Repeated Decision Stumping Distils Simple Rules from Single-Cell Data.
Ivan A Croydon-VeleslavovMichael P H StumpfPublished in: Journal of computational biology : a journal of computational molecular cell biology (2024)
Single-cell data afford unprecedented insights into molecular processes. But the complexity and size of these data sets have proved challenging and given rise to a large armory of statistical and machine learning approaches. The majority of approaches focuses on either describing features of these data, or making predictions and classifying unlabeled samples. In this study, we introduce repeated decision stumping (ReDX) as a method to distill simple models from single-cell data. We develop decision trees of depth one-hence "stumps"-to identify in an inductive manner, gene products involved in driving cell fate transitions, and in applications to published data we are able to discover the key players involved in these processes in an unbiased manner without prior knowledge.

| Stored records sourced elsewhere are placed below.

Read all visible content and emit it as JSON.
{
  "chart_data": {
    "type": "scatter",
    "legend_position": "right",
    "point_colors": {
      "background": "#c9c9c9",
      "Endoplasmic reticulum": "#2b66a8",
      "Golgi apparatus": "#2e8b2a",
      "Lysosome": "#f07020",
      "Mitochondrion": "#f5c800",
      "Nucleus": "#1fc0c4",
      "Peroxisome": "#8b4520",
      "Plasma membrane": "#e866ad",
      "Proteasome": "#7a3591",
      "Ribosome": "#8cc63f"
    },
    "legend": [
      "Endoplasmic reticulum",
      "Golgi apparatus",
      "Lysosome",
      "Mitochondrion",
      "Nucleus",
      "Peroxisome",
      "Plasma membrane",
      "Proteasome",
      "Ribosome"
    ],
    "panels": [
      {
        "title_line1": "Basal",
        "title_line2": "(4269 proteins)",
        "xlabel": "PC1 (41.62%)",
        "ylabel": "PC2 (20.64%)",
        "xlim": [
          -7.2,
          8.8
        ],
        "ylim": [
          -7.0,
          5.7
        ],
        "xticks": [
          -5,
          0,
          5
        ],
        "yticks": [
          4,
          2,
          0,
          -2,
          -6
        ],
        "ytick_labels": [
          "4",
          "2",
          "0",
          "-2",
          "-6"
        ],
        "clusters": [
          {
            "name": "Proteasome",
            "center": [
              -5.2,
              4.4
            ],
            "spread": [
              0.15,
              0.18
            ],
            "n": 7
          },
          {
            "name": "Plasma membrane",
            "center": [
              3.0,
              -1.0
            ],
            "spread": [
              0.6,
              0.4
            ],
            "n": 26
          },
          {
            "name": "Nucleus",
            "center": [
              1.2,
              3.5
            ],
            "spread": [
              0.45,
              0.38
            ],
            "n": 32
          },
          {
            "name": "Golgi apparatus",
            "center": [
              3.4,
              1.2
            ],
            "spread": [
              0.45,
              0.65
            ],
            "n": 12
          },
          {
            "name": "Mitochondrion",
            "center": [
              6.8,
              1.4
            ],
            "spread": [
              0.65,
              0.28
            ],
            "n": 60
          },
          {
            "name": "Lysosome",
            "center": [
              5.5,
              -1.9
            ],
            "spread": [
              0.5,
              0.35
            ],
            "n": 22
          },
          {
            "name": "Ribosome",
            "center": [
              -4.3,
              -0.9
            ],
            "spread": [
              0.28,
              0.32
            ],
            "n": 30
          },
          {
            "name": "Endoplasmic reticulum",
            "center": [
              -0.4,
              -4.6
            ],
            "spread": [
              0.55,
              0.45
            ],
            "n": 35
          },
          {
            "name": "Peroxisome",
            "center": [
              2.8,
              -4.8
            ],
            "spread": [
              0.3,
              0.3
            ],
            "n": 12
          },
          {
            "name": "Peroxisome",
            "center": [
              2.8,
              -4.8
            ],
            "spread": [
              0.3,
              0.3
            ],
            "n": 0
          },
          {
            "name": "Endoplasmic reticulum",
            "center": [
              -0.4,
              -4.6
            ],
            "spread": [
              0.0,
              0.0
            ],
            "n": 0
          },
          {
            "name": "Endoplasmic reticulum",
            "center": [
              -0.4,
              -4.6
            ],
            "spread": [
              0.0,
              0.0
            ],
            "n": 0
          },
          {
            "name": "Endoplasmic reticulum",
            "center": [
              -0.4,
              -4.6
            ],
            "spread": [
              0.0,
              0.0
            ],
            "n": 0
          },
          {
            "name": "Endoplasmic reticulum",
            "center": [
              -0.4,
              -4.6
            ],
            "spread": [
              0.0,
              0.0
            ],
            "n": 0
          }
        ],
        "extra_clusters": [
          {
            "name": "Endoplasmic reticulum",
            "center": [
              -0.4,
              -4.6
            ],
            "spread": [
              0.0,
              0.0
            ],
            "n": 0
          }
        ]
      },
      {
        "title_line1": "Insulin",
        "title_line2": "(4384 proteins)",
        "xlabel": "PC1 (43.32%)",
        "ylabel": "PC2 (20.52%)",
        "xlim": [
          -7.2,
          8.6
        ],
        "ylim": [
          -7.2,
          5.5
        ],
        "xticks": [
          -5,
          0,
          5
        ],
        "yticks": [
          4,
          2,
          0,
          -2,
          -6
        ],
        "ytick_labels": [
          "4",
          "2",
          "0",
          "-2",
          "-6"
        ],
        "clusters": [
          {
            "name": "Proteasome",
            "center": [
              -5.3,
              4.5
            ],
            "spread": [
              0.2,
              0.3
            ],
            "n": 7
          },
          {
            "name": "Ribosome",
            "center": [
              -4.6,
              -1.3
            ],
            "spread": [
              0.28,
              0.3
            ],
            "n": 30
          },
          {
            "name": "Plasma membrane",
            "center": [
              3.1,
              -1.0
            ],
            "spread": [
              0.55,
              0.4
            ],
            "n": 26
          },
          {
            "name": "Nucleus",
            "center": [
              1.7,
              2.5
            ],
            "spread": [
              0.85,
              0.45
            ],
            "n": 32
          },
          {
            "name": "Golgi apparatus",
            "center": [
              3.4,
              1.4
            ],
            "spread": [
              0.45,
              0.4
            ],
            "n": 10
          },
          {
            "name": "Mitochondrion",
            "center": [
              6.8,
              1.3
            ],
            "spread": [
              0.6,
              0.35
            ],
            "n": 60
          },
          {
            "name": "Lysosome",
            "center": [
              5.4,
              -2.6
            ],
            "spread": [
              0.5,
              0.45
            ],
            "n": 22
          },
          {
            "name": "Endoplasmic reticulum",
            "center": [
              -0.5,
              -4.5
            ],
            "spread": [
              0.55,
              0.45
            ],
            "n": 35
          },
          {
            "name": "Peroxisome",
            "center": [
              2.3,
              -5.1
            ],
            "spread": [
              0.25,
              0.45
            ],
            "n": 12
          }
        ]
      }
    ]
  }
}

Our algorithm is deliberately targeting the simplest possible candidate hypotheses that can be extracted from complex high-dimensional data. There are three reasons for this: (1) the predictions become straightforwardly testable hypotheses; (2) the identified candidates form the basis for further mechanistic model development, for example, for engineering and synthetic biology interventions; and (3) this approach complements existing descriptive modeling approaches and frameworks. The approach is computationally efficient, has remarkable predictive power, including in simulation studies where the ground truth is known, and yields robust and statistically stable predictors; the same set of candidates is generated by applying the algorithm to different subsamples of experimental data.